Big wildfires like the York fire in California and the blaze in Lahaina, Hawaii, have been big news stories recently.
But there are many more fires that never make the headlines, and that's sometimes due to the quick-reacting smokejumper crews.
Some 300 men and women firefighters for the U.S. Forest Service are smokejumpers, meaning they leap out of airplanes toward these wildfires.
"It takes a village," said Daniel Hottle of the U.S. Forest Service, northern region. "As far as the Forest Service and the wildland firefighting community goes, it takes planners, it takes environmental planners, it takes fire managers to look at a landscape and find out exactly what it needs. And then it boils down, all the way down, to the individual firefighter, so smokejumpers play a big role in that."
The Forest Service started the smokejumper program in 1939 to protect timber. Today, the U.S. Forest Service operates out of seven bases in the West, including in Missoula.

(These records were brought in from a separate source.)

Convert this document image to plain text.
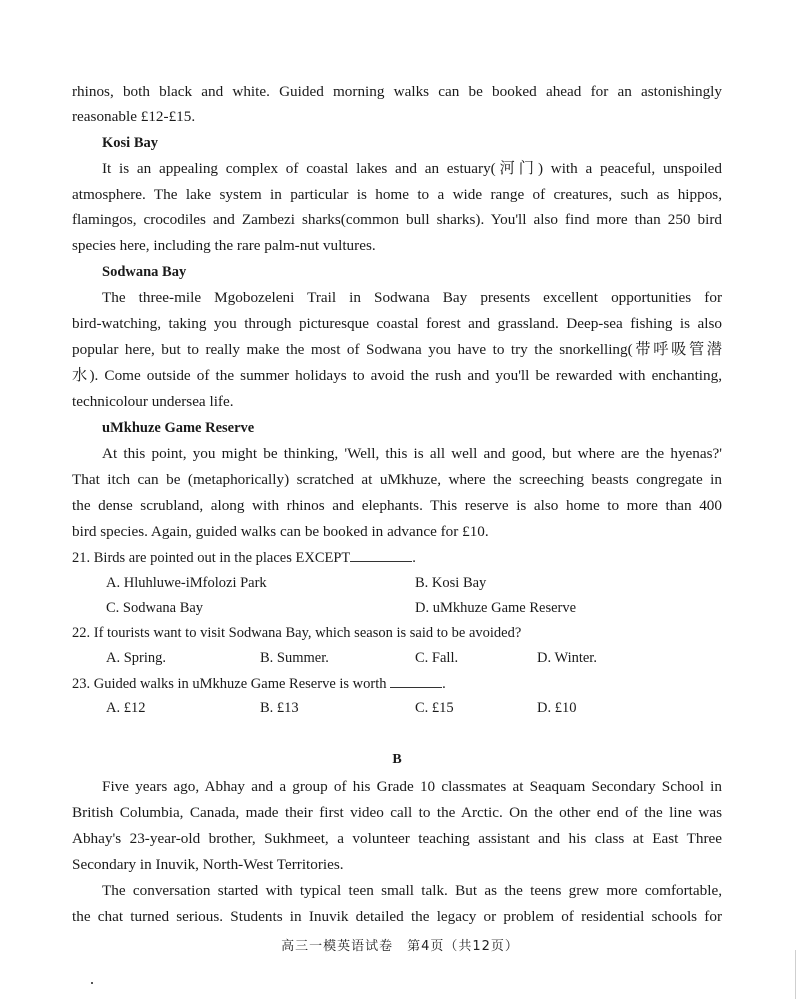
rhinos, both black and white. Guided morning walks can be booked ahead for an astonishingly
reasonable £12-£15.
Kosi Bay
It is an appealing complex of coastal lakes and an estuary(河门) with a peaceful, unspoiled
atmosphere. The lake system in particular is home to a wide range of creatures, such as hippos,
flamingos, crocodiles and Zambezi sharks(common bull sharks). You'll also find more than 250 bird
species here, including the rare palm-nut vultures.
Sodwana Bay
The three-mile Mgobozeleni Trail in Sodwana Bay presents excellent opportunities for
bird-watching, taking you through picturesque coastal forest and grassland. Deep-sea fishing is also
popular here, but to really make the most of Sodwana you have to try the snorkelling(带呼吸管潜
水). Come outside of the summer holidays to avoid the rush and you'll be rewarded with enchanting,
technicolour undersea life.
uMkhuze Game Reserve
At this point, you might be thinking, 'Well, this is all well and good, but where are the hyenas?'
That itch can be (metaphorically) scratched at uMkhuze, where the screeching beasts congregate in
the dense scrubland, along with rhinos and elephants. This reserve is also home to more than 400
bird species. Again, guided walks can be booked in advance for £10.
21. Birds are pointed out in the places EXCEPT	.
A. Hluhluwe-iMfolozi Park	B. Kosi Bay
C. Sodwana Bay	D. uMkhuze Game Reserve
22. If tourists want to visit Sodwana Bay, which season is said to be avoided?
A. Spring.	B. Summer.	C. Fall.	D. Winter.
23. Guided walks in uMkhuze Game Reserve is worth	.
A. £12	B. £13	C. £15	D. £10
B
Five years ago, Abhay and a group of his Grade 10 classmates at Seaquam Secondary School in
British Columbia, Canada, made their first video call to the Arctic. On the other end of the line was
Abhay's 23-year-old brother, Sukhmeet, a volunteer teaching assistant and his class at East Three
Secondary in Inuvik, North-West Territories.
The conversation started with typical teen small talk. But as the teens grew more comfortable,
the chat turned serious. Students in Inuvik detailed the legacy or problem of residential schools for
高三一模英语试卷　第4页（共12页）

"Smokejumping was created to be able to insert wildland firefighters into areas of the forest that are remote and either unable to be accessed by foot or vehicle or would be untimely to do so. So let's say there's lightning that comes through the area and there's remote wildfires, we can get there quickly," said smokejumper Madison Whittemore.
Most smokejumpers are between the ages of 20 and 40, though some are in their 50s.
Hundreds apply every year for only a few slots. Rookies must have at least two years of firefighting experience.
Their jumpsuits are made of Kevlar to protect them from being scraped by trees and brush, and under the suits are pants and shirts made of flame-resistant Nomex.
Their firefighting tools and food and water are dropped after they land, enough for 48 hours.
"When we initially fly to the fire, we are looking at how we can safely get in, but we're also already looking at potential ways for us to get out," said smokejumper Steven Gerard. "If the fire stays at the same footprint that it is, potentially we can walk that ridge out to a road that maybe we saw, or there's a river down at the bottom. Can a jet boat get to us? Is the jump spot feasible to get a helicopter in to pick us up?"
Though some may think smokejumping is all chills and thrills, much of their time is actually spent preparing for jumps — and, of course, there's the danger.
According to the National Smokejumper Association, of the more than 6,000 parachutists in the program's history, at least 30 have been killed in the line of duty.
And each August, the Forest Service remembers the 12 smokejumpers and a local firefighter killed in 1949 battling Montana's Mann-Gulch fire.